Dozens of companies and organizations released statements acknowledging that their businesses and society had fallen short when it comes to race. Many vowed to do better and start conversations to find out how.
"This, right now, is what disruption feels like to those who are being disrupted. Because today — in every home, in every business, in every playground — we are experiencing transformational change. Our collective reality has changed in the space of a few short months and we have never seen anything like it," Walker-Miller said.
"We are being called upon — we are being challenged — to look at our own organizations, our own boards, our own C Suites [and] departments, our own actions and our choices and say, 'Yes this is normal, this is how it has been, but is this right? Is this fair? Is this equitable? Is this just?' And the biggest change — the tectonic shift — is the recognition … that this racial justice conversation is a business conversation."
Walker-Miller is the founder and CEO of Walker-Miller Energy Services LLC, a Detroit-based company that performs home energy assessments to identify energy saving opportunities. The business, founded in 2000, represents a landmark on an unexpected professional journey.
"I am not an entrepreneur by choice," Walker-Miller said. "My goal was always to have a corporate career. And as I entered my corporate career as a degreed engineer in the body of a Black woman decades ago, I didn't have the context to realize that there were additional unwritten responsibilities that were required in order for me to be successful. And those responsibilities should have been written because they still exit today.
"Because no matter how hard I worked, I didn't have the context to understand that part of my success depended upon the strategic imperative that I behave as if I was OK. That I behave as if I was treated fairly every day, and that I learn to push through as if daily injustices of being an engineer in a technical environment did not exist.
"From unconscious and unintended bias to plain old sexism and racism, part of my job was to pretend that those things were not real," she said. "So upon hire, unknowingly, I became subject to an unspoken deal with corporate America. That deal was that I would pretend that I have the same opportunity — the same compensation, the same opportunity for retention, reward and advancement — as every white, male engineer."
That, she added, was not the case. She remembers the day that a well-meaning HR representative slid under her office door a copy of the compensation tables that showed she made significantly less than her equally qualified white, male colleagues.
She went to her supervisors and a correction was made to her salary, but it stung knowing that she had to fight for the compensation that she deserved and, for so long, had been entitled to.
Today, at the helm of her own company, she draws on those experiences. She works to be sure that her employees are treated fairly, compensated fairly and are given every opportunity possible to thrive.
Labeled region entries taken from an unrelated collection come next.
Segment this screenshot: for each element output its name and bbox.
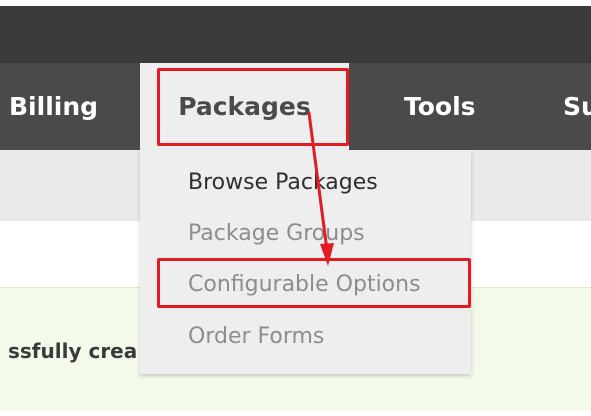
menu-item-package-groups[interactable]: Package Groups <box>188 221 365 246</box>
menu-item-configurable-options[interactable]: Configurable Options <box>188 272 421 297</box>
packages-dropdown-menu: Browse Packages Package Groups Configura… <box>140 150 471 374</box>
nav-item-billing[interactable]: Billing <box>9 63 98 150</box>
nav-item-tools-label: Tools <box>404 92 476 121</box>
nav-item-packages[interactable]: Packages <box>140 63 349 150</box>
nav-item-packages-label: Packages <box>178 92 311 121</box>
menu-item-order-forms[interactable]: Order Forms <box>188 324 324 349</box>
notice-bottom-edge <box>0 411 591 416</box>
top-edge <box>0 0 591 6</box>
nav-item-billing-label: Billing <box>9 92 99 121</box>
top-header <box>0 0 591 63</box>
menu-item-browse-packages[interactable]: Browse Packages <box>188 170 378 195</box>
nav-item-tools[interactable]: Tools <box>404 63 476 150</box>
success-notice-text: ssfully crea <box>8 339 138 363</box>
nav-item-support-label: Su <box>563 92 591 121</box>
screenshot-frame: Billing Packages Tools Su ssfully crea B… <box>0 0 591 416</box>
main-nav: Billing Packages Tools Su <box>0 63 591 150</box>
nav-item-support[interactable]: Su <box>563 63 591 150</box>
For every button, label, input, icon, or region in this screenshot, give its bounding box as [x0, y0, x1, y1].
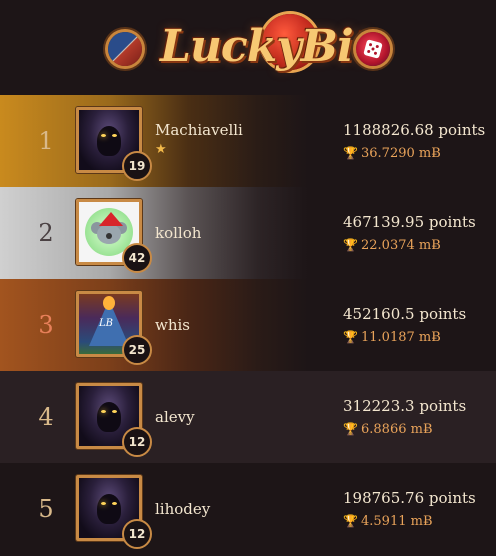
prize-amount: 🏆 4.5911 mɃ: [343, 511, 433, 531]
level-badge: 19: [122, 151, 152, 181]
rank-number: 3: [38, 311, 54, 339]
brand-logo: LuckyBit: [160, 21, 373, 72]
red-dice-icon: [356, 32, 390, 66]
level-badge: 12: [122, 427, 152, 457]
points-value: 198765.76 points: [343, 489, 476, 507]
leaderboard-row-1[interactable]: 1 19 Machiavelli ★ 1188826.68 points 🏆 36…: [0, 95, 496, 187]
rank-number: 1: [38, 127, 54, 155]
level-badge: 12: [122, 519, 152, 549]
prize-amount: 🏆 36.7290 mɃ: [343, 143, 441, 163]
player-name[interactable]: kolloh: [155, 222, 201, 244]
player-name[interactable]: lihodey: [155, 498, 210, 520]
trophy-icon: 🏆: [343, 422, 358, 436]
points-value: 452160.5 points: [343, 305, 467, 323]
star-icon: ★: [155, 142, 167, 157]
prize-amount: 🏆 11.0187 mɃ: [343, 327, 441, 347]
header: LuckyBit: [0, 0, 496, 95]
rank-number: 2: [38, 219, 54, 247]
level-badge: 42: [122, 243, 152, 273]
leaderboard-row-5[interactable]: 5 12 lihodey 198765.76 points 🏆 4.5911 mɃ: [0, 463, 496, 555]
level-badge: 25: [122, 335, 152, 365]
points-value: 312223.3 points: [343, 397, 467, 415]
leaderboard-row-3[interactable]: 3 LB 25 whis 452160.5 points 🏆 11.0187 mɃ: [0, 279, 496, 371]
points-value: 467139.95 points: [343, 213, 476, 231]
points-value: 1188826.68 points: [343, 121, 486, 139]
player-name[interactable]: Machiavelli: [155, 119, 243, 141]
bitcoin-dice-coin-icon: [108, 32, 142, 66]
leaderboard-row-2[interactable]: 2 42 kolloh 467139.95 points 🏆 22.0374 mɃ: [0, 187, 496, 279]
trophy-icon: 🏆: [343, 514, 358, 528]
prize-amount: 🏆 6.8866 mɃ: [343, 419, 433, 439]
leaderboard-row-4[interactable]: 4 12 alevy 312223.3 points 🏆 6.8866 mɃ: [0, 371, 496, 463]
player-name[interactable]: whis: [155, 314, 190, 336]
trophy-icon: 🏆: [343, 330, 358, 344]
trophy-icon: 🏆: [343, 238, 358, 252]
player-name[interactable]: alevy: [155, 406, 195, 428]
prize-amount: 🏆 22.0374 mɃ: [343, 235, 441, 255]
rank-number: 5: [38, 495, 54, 523]
trophy-icon: 🏆: [343, 146, 358, 160]
rank-number: 4: [38, 403, 54, 431]
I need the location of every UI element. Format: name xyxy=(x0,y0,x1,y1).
There are always ways to improve on these goals, she said. That is why in 2018 Walker-Miller Energy made some strategic and bold business decisions. Among them, the company:
• Instituted a $15 an hour minimum wage.
• Began recruiting only team members who embrace the company's culture of kindness.
• Incorporated second-chance policies that give those with criminal records fair opportunities for employment.
Offering opportunities to those who have been incarcerated and convicted of felony crimes forced Walker-Miller out of her comfort zone. But that was exactly the place she needed to be. It was where her company needed to go if it was going to make a difference in the community, stand up for the principles she believed were worth fighting for and serving as a leader for others.
"The complications of the criminal justice system and the over-policing of Black and brown people is just so clear," Walker-Miller said of the decision. "Our philosophy is, if I interview you, and on that first interview I am not interested in you based on the interview, whether you have been incarcerated or not is none of my business. Because I am not interested in you. So why do you have to disclose first off? Why do you have to feed into a bias I may already have by saying, 'Oh, by the way, I have been incarcerated.'
"[At Walker-Miller Energy] you have an opportunity to tell your story: 'Yes, I have a conviction, this is what happened.' And then I have an opportunity to choose you. And that is all that we are asking, that people who have served their sentences have opportunity."